Yet, that Millen was very much the right man, nay boy for the responsibility that came his way because Stephen Husband had missed a penalty for the home side in a frantic opening spell, was demonstrated by his response afterwards to whether he had thought about what it might have meant if he had missed it. “I wouldn’t have missed it,” the teenage son of fine Scottish football servant Andy Millen instantly retorted, the kick buried imperiously into the left-hand corner of Darren Hill’s net. “There was no pressure on me, after Hubie missed the first one, I said just gie me the ball and I’ll take it.”

It wasn’t decided beforehand this was the spot-kick taking order. Millen, with nerves of steel, claimed the honour and in so doing decided the tie, effectively. Seconds later Iain Campbell, who had scored directly from a corner in the opening minutes to put his team 4-1 up in the tie following the previous Wednesday’s win in Angus, became the third player from his team to see red. Referee Stevie O’Reilly could take no more of his vituperations over the penalty award, which seemed horribly harsh in being the product of a Craig Dargo flick that struck the arm of Willie Robertson, which was at his side, from close range.

Forfar manager Dick Campbell was not begrudging of his old club’s win but was begrudging of O’Reilly’s part in proceedings, which included sending him to the stand after he lost it with the Dunfermline bench for their uproar over an Alan Dunlop tackle, that led to the visitors second red card. Yet, the niggly, clumsy nature of his players’ challenges – Dunlop deserving to go as did Mark McCulloch, Campbell acknowledged, for downing Dargo in the box 15 minutes in – did for his team.

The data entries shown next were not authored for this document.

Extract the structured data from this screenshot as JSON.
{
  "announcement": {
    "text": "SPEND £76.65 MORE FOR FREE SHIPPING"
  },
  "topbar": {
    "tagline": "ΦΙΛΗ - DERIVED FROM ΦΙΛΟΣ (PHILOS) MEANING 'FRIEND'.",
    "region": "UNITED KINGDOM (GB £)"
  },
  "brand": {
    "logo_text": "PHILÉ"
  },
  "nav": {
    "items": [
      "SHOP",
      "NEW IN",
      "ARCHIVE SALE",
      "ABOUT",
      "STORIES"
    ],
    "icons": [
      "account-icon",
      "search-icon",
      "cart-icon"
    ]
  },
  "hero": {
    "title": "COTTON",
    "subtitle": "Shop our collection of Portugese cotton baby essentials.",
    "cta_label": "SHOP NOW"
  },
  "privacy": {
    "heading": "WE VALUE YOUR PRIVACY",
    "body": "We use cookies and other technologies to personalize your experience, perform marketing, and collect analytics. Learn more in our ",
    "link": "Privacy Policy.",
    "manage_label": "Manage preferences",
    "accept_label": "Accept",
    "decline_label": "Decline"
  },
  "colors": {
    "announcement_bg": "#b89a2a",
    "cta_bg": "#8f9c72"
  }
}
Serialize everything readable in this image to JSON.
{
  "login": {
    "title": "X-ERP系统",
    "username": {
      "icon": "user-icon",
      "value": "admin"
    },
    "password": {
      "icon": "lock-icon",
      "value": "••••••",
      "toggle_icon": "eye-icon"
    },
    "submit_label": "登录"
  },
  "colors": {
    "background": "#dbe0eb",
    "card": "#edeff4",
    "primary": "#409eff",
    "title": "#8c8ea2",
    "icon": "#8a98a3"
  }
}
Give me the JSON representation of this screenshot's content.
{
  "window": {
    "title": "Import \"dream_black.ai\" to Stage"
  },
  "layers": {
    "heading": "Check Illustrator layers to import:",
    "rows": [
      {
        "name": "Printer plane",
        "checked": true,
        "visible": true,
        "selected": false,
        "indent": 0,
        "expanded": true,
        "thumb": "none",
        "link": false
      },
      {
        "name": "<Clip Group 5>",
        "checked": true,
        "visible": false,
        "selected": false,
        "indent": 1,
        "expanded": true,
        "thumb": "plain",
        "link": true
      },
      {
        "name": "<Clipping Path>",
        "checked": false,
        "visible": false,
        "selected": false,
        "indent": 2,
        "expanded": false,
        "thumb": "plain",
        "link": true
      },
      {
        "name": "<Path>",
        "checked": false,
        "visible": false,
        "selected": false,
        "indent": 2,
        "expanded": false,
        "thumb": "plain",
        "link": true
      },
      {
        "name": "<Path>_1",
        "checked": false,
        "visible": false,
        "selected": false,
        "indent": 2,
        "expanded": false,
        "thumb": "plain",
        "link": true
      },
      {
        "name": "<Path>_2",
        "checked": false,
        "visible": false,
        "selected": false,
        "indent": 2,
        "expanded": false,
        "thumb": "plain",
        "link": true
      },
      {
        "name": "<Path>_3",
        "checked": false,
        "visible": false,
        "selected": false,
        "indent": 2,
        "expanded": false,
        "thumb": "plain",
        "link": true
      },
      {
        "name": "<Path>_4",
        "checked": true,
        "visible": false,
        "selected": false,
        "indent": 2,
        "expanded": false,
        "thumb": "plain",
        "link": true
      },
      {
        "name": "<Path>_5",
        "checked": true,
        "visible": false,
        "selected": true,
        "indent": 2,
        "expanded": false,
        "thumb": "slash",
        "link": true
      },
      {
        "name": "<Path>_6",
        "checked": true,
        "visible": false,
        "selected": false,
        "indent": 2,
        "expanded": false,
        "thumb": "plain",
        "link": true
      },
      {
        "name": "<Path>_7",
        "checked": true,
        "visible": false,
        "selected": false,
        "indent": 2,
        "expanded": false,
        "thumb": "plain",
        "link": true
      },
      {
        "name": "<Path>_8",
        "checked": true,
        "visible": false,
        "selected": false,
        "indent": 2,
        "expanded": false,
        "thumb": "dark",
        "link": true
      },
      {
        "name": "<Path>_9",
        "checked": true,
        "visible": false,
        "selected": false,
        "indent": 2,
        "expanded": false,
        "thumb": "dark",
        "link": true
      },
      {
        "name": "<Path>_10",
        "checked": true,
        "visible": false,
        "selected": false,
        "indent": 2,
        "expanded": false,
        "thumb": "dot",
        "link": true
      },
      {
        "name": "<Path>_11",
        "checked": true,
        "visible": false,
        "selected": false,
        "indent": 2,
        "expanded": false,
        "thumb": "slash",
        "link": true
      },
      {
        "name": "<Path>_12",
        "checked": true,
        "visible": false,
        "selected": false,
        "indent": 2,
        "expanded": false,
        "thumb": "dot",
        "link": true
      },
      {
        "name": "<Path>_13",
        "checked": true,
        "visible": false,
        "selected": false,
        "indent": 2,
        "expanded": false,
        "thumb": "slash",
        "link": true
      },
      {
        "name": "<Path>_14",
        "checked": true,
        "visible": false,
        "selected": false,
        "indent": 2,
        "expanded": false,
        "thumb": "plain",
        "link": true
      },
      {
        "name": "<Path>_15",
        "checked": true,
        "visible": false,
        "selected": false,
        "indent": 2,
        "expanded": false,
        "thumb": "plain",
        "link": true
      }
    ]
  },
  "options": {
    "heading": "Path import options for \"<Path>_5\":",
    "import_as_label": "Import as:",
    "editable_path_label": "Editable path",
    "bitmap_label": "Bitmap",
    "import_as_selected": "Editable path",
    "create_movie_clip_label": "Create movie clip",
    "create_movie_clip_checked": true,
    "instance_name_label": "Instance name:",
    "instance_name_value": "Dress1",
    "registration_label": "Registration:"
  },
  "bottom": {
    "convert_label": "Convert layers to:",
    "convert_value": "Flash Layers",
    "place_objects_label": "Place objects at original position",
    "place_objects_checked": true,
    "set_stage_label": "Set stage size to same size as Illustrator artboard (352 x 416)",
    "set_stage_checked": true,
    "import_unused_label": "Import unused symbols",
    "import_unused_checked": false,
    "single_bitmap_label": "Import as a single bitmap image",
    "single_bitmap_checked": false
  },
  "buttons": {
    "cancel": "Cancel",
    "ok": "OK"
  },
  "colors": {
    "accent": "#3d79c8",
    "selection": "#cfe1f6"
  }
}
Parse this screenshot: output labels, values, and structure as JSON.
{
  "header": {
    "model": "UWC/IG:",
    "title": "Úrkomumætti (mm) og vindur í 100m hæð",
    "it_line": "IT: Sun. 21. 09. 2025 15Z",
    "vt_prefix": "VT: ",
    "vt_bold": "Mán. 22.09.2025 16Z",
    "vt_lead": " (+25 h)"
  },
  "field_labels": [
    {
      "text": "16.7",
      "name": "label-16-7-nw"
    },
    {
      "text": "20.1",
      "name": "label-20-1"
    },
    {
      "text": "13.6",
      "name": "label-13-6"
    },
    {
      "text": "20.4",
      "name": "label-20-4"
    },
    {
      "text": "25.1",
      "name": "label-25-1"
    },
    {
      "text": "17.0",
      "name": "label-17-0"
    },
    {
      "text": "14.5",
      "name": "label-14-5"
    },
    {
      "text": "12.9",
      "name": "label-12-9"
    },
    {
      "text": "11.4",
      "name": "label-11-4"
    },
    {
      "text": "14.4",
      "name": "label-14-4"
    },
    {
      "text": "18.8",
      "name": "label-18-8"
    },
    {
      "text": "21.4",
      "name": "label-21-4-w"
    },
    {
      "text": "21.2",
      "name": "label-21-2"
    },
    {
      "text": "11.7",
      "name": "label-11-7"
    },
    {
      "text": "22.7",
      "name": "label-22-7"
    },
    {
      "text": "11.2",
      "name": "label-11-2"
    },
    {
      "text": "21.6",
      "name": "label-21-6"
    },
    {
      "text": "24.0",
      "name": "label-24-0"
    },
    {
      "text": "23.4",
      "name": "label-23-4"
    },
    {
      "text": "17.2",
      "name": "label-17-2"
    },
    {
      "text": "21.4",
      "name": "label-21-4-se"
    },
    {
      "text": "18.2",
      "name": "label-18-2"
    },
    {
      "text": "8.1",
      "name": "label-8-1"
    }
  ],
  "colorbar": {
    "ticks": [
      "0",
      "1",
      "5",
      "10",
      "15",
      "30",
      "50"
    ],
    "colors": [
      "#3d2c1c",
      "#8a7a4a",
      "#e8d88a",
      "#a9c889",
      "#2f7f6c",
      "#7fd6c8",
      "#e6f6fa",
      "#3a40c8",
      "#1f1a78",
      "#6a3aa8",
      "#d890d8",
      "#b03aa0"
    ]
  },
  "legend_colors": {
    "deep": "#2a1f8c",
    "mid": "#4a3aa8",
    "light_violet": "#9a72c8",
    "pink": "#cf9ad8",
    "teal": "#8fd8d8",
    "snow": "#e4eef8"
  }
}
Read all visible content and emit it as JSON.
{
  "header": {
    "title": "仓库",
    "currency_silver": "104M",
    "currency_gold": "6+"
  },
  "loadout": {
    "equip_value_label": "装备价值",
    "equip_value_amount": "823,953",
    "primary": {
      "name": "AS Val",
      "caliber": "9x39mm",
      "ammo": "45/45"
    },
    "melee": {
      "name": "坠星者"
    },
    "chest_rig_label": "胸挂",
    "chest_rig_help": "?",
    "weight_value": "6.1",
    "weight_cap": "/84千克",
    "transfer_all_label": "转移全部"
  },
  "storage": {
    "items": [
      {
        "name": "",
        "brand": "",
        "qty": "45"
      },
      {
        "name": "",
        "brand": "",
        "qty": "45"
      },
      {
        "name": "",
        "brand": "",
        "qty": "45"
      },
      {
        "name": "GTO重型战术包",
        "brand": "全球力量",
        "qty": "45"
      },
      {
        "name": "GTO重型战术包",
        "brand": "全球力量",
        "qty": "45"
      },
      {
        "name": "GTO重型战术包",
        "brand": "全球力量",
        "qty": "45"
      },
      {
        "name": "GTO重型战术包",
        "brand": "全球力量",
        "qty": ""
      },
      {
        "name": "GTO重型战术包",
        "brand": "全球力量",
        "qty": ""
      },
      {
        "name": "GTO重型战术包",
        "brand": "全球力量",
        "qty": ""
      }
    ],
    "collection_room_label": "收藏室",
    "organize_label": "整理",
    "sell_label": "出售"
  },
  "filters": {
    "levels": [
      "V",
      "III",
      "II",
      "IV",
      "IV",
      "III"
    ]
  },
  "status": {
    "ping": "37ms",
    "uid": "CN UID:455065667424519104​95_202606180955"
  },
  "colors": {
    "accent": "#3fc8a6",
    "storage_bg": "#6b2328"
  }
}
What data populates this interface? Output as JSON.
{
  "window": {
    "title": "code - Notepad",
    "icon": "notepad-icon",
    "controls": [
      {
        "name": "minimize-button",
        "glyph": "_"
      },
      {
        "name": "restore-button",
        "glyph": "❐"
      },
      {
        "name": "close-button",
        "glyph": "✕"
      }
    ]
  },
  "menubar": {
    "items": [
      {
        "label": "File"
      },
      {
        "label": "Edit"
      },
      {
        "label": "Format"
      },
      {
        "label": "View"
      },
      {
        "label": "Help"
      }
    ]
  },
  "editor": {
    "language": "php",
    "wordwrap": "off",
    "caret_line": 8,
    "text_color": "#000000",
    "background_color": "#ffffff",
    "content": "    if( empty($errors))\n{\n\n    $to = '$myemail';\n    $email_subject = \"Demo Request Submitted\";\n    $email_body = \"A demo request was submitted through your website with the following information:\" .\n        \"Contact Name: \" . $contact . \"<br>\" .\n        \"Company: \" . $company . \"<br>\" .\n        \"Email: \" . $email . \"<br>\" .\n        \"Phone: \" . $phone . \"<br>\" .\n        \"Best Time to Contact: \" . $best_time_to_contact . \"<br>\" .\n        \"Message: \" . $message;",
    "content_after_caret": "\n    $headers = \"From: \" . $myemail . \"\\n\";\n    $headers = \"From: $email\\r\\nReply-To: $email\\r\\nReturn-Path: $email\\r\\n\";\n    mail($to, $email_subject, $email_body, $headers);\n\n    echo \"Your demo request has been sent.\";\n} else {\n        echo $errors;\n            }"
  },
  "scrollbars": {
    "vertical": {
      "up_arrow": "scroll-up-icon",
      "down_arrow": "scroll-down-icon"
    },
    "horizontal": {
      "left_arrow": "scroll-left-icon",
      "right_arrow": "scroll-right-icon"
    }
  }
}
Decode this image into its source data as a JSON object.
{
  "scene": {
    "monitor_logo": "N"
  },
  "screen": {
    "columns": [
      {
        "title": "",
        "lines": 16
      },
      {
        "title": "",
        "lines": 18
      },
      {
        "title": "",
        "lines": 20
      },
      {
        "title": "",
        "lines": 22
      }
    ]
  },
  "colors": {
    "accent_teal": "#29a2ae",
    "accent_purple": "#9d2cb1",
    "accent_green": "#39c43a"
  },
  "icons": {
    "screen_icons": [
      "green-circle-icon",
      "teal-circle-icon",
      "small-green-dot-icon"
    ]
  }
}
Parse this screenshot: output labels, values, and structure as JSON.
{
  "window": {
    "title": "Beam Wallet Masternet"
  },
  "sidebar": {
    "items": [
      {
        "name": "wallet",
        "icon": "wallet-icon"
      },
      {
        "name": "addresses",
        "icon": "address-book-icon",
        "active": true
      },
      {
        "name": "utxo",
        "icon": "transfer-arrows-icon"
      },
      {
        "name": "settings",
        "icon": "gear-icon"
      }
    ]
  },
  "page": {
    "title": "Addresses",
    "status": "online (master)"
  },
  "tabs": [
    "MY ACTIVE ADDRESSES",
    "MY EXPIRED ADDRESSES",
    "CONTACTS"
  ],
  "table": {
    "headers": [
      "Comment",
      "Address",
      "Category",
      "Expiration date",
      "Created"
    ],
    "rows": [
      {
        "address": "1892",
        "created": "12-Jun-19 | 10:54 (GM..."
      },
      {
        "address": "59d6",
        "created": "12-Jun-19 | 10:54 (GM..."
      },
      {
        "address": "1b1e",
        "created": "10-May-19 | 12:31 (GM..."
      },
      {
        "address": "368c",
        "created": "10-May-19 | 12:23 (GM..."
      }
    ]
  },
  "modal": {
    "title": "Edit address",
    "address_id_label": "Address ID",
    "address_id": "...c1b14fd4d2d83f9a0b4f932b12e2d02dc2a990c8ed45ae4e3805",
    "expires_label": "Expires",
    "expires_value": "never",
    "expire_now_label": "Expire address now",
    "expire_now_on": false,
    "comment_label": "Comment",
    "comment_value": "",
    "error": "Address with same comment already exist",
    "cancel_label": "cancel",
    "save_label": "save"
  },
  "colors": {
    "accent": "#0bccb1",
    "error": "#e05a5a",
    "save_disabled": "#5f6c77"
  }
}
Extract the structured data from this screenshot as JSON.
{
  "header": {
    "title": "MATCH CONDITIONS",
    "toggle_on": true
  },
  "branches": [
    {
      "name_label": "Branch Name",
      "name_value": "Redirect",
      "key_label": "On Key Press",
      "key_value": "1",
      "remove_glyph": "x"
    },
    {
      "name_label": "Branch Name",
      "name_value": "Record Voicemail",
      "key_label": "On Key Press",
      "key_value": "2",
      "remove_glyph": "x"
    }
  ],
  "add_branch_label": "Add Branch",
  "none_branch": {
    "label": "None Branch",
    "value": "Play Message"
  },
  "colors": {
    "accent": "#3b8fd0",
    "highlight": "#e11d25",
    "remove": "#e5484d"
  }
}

The 6-1 scoreline was harsh on Campbell’s side, though. After clinging on to as nine part-timers to lose only one goal – a Ryan Thomson strike after 71 minutes – before Millen’s penalty their resistance was broken in extra-time by pot shots from outside and around the box that allowed Alan Smith to put Dunfermline on course for a play-off final against Alloa and allowed Husband to bag a couple.

For Millen, the old adage about it not being over till it’s over was called to mind by their resurrecting of the tie – which Jefferies acknowledged came with the help of self-inflicted Forfar wounds. “Even after they scored, there was another 85 minutes to go,” he said. “We may have seemed up against it [then and after the first leg] but we
have been up against it often in the second half of the season and kept our heads up.

“These games are over two 90 minutes and what we have to do now is go to Alloa [on Wednesday] and do better than we did in the first game with Forfar. What we will take from this is confidence and it will get the team spirit up a bit, but it is back to zero-zero. No job has been done.” But, against all the odds, Dunfermline and their young team still have a chance of doing their job and passing on responsibility to the administrators and backers to do theirs.